Levou quase 30 anos desde a chegada do primeiro avião em Rio Branco para que o Acre começasse a receber aeronaves mais robustas, com capacidade de mais carga e passageiros, e comprovadamente, testadas a ferro e fogo no conflito da Segunda Guerra Mundial. Os lendários Douglas DC-3, a versão civil dos C-47, que despejavam paraquedistas nos campos da Europa sitiada por Adolf Hitler, dessa vez iriam contribuir para que o então Território Federal do Acre começasse a ser provido de todo o tipo de infraestrutura importada do sul e do sudeste do país.
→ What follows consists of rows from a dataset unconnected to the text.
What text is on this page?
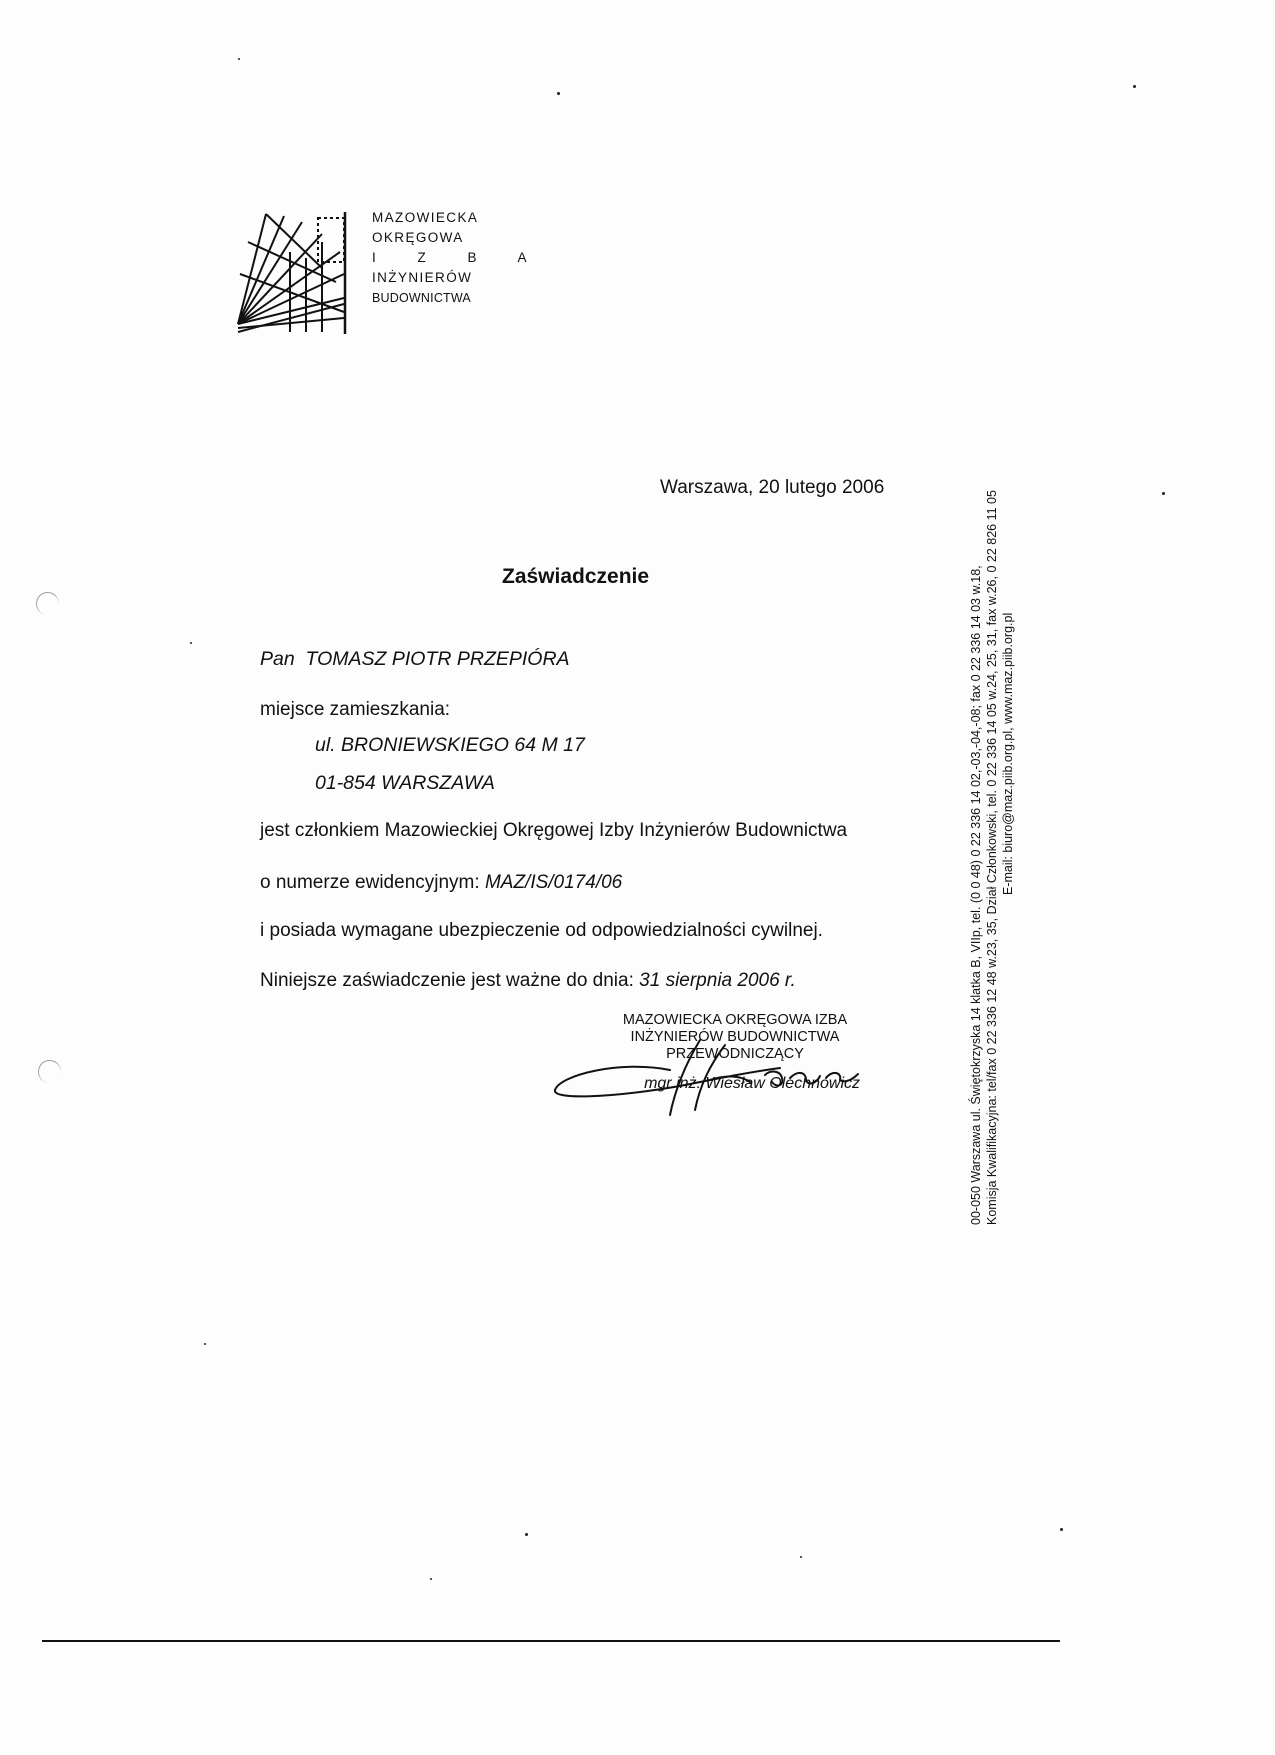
MAZOWIECKA
OKRĘGOWA
I Z B A
INŻYNIERÓW
BUDOWNICTWA
Warszawa, 20 lutego 2006
Zaświadczenie
Pan TOMASZ PIOTR PRZEPIÓRA
miejsce zamieszkania:
ul. BRONIEWSKIEGO 64 M 17
01-854 WARSZAWA
jest członkiem Mazowieckiej Okręgowej Izby Inżynierów Budownictwa
o numerze ewidencyjnym: MAZ/IS/0174/06
i posiada wymagane ubezpieczenie od odpowiedzialności cywilnej.
Niniejsze zaświadczenie jest ważne do dnia: 31 sierpnia 2006 r.
MAZOWIECKA OKRĘGOWA IZBA
INŻYNIERÓW BUDOWNICTWA
PRZEWODNICZĄCY
mgr inż. Wiesław Olechnowicz	00-050 Warszawa ul. Świętokrzyska 14 klatka B, VIIp, tel. (0 0 48) 0 22 336 14 02,-03,-04,-08; fax 0 22 336 14 03 w.18, Komisja Kwalifikacyjna: tel/fax 0 22 336 12 48 w.23, 35, Dział Członkowski, tel. 0 22 336 14 05 w.24, 25, 31, fax w.26, 0 22 826 11 05 E-mail: biuro@maz.piib.org.pl, www.maz.piib.org.pl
Estes incríveis pássaros metálicos protagonizaram feitos extraordinários neste pedaço de Brasil, à época considerado o mais longínquo entre todas as regiões do país, como ferramenta importante para a expansão da indústria e da pecuária local.
Na reportagem, ContilNet relembra a saga desses aviões e seus operadores, abordando, por exemplo, o esforço dos governos de manter duas dessas aeronaves, de prefixos PP-ETE e PP-ENB, que permitiram ao Acre importar, acredite, até um apiário inteiro do Sul do país para impulsionar a produção de mel aqui.
Além de abelhas, foram comprados bovinos, prensas motorizadas para a fabricação de telhas de barro, tornos mecânicos para forjar peças para os automóveis locais, motores para usina de luz, além de serras e plainas para a construção de serrarias destinadas à construção de casas.
Num período em que não havia estradas ligando o Acre aos principais centros do país, os aviões Douglas DC-3 do governo local, do Correio Aéreo Nacional dos Serviços Aéreos Cruzeiro do Sul faziam eram fundamentais para a ponte aérea com os demais estados brasileiros.
Versatilidade permitia ao Acre importar quase tudo via aérea
Os esforços do governador Gladson Cameli de impulsionar o transporte aéreo regional, melhorando consideravelmente a infraestrutura aeroportuária do interior do estado, lembra muito a saga dos pioneiros na década de 1930.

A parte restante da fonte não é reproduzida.